Washington Post: In any tyranny, the expected thing, the natural thing, is to go along. To risk imprisonment and torture, impoverishment and quarantine; even more, to subject loved ones to those risks -- ordinary people do not behave in this way. And yet, in every tyranny, a few people do stand up, exposing themselves and their families on behalf of the many who also covet freedom but dare not say so.
These dissidents, on any continent, tend to share certain traits: courage and clear-headedness, but also stubbornness, and an ability not to overcome fear and loneliness but to live with them. "There are times when no one visits your home," says Oswaldo Paya Sardiqas. "When other kids won't play with your children."
Varela project
Mr. Paya, a 50-year-old Cuban, is the leader of the Varela project, an amazing exercise in peaceful resistance to dictatorship that won some publicity when former President Carter cited it during his recent visit to the island.

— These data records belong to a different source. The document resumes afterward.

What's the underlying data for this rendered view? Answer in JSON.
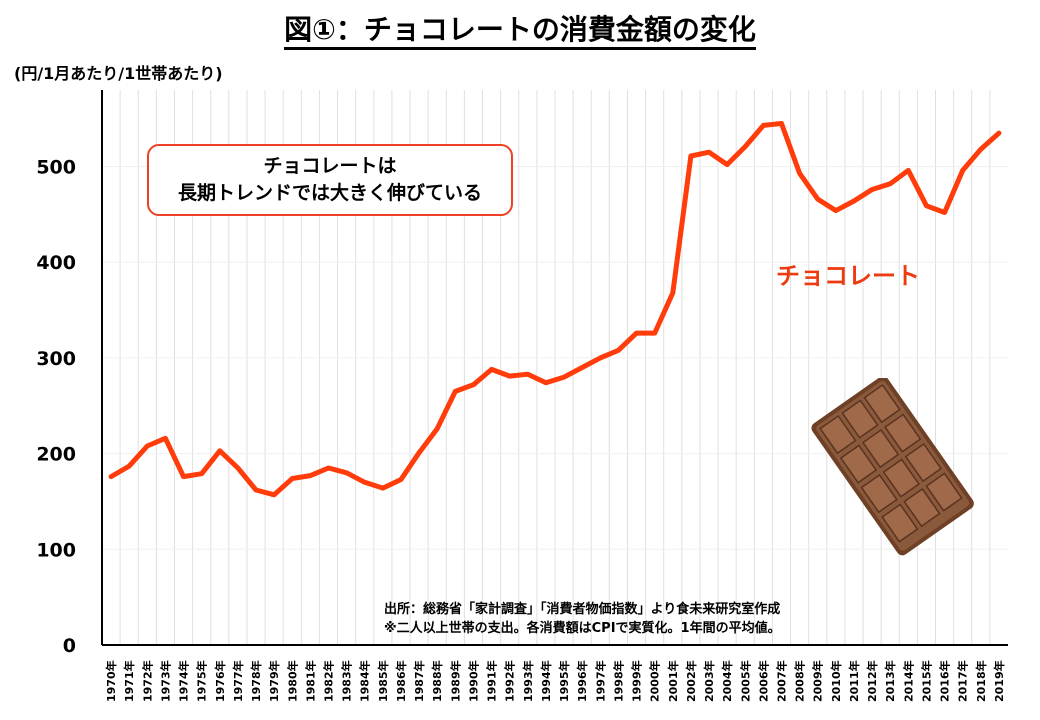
{
  "title": "図①：チョコレートの消費金額の変化",
  "unit_label": "(円/1月あたり/1世帯あたり)",
  "callout": {
    "line1": "チョコレートは",
    "line2": "長期トレンドでは大きく伸びている"
  },
  "source": {
    "line1": "出所：総務省「家計調査」「消費者物価指数」より食未来研究室作成",
    "line2": "※二人以上世帯の支出。各消費額はCPIで実質化。1年間の平均値。"
  },
  "colors": {
    "line": "#ff3c0a",
    "callout_border": "#ee4022",
    "grid": "#e0e0e0",
    "chocolate": "#8b5a3c"
  },
  "icon": "chocolate-bar-icon",
  "chart_data": {
    "type": "line",
    "title": "図①：チョコレートの消費金額の変化",
    "ylabel": "(円/1月あたり/1世帯あたり)",
    "ylim": [
      0,
      580
    ],
    "yticks": [
      0,
      100,
      200,
      300,
      400,
      500
    ],
    "grid": "vertical",
    "categories": [
      "1970年",
      "1971年",
      "1972年",
      "1973年",
      "1974年",
      "1975年",
      "1976年",
      "1977年",
      "1978年",
      "1979年",
      "1980年",
      "1981年",
      "1982年",
      "1983年",
      "1984年",
      "1985年",
      "1986年",
      "1987年",
      "1988年",
      "1989年",
      "1990年",
      "1991年",
      "1992年",
      "1993年",
      "1994年",
      "1995年",
      "1996年",
      "1997年",
      "1998年",
      "1999年",
      "2000年",
      "2001年",
      "2002年",
      "2003年",
      "2004年",
      "2005年",
      "2006年",
      "2007年",
      "2008年",
      "2009年",
      "2010年",
      "2011年",
      "2012年",
      "2013年",
      "2014年",
      "2015年",
      "2016年",
      "2017年",
      "2018年",
      "2019年"
    ],
    "series": [
      {
        "name": "チョコレート",
        "values": [
          176,
          187,
          208,
          216,
          176,
          179,
          203,
          185,
          162,
          157,
          174,
          177,
          185,
          180,
          170,
          164,
          173,
          201,
          226,
          265,
          272,
          288,
          281,
          283,
          274,
          280,
          290,
          300,
          308,
          326,
          326,
          368,
          511,
          515,
          502,
          521,
          543,
          545,
          493,
          466,
          454,
          464,
          476,
          482,
          496,
          459,
          452,
          496,
          518,
          535
        ]
      }
    ]
  }
}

The genius of the project is to accept as written Fidel Castro's constitution, which holds that any petition that gathers 10,000 signatures shall be considered by the National Assembly, or parliament.

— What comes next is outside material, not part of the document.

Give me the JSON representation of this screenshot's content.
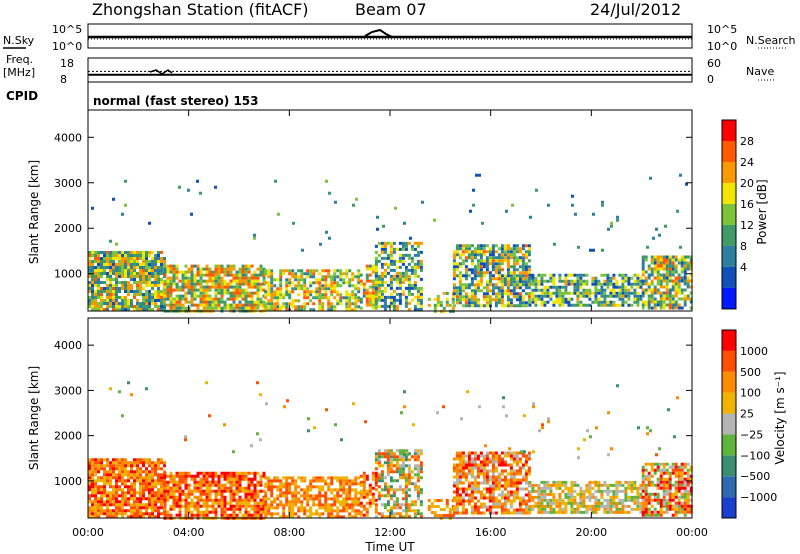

Mr. Paya and his associates, patiently and during a period of several years, gathered more than 11,000 signatures in support of free speech, free association and free enterprise and, in May, submitted them to the Assembly.
Mr. Castro's panicked reaction was to organize, in a kind of parody of socialist mobilization, a forced signature campaign that purported to collect 9 million signatures in two days in support of never changing the current system. Mr. Paya and his associates simply continued on their way; by now some 35,000 Cubans have signed their petition, they say.
Now Mr. Paya has applied for permission to visit the United States to accept an award that the National Democratic Institute plans to bestow at the end of this month. His supporters include Czech President Vaclav Havel, who knows something about courage under pressure, and Spanish Prime Minister Josi Maria Aznar.
Labor camp
It's not clear whether Mr. Castro will let him travel to Washington for the occasion. One gets the feeling that, either way, it won't bother Mr. Paya all that much. As a boy, he refused to join the Pioneer Movement, the first step toward Communist Party indoctrination. At 17, he was sentenced to a labor camp for criticizing the regime. In 1980, during the Mariel boatlift, his relatives in Florida arranged for him to join them; he refused to leave Cuba. "It would be terrible to live without Cuba," he says. That's another common trait of dissidents: patriotism, of a genuine sort.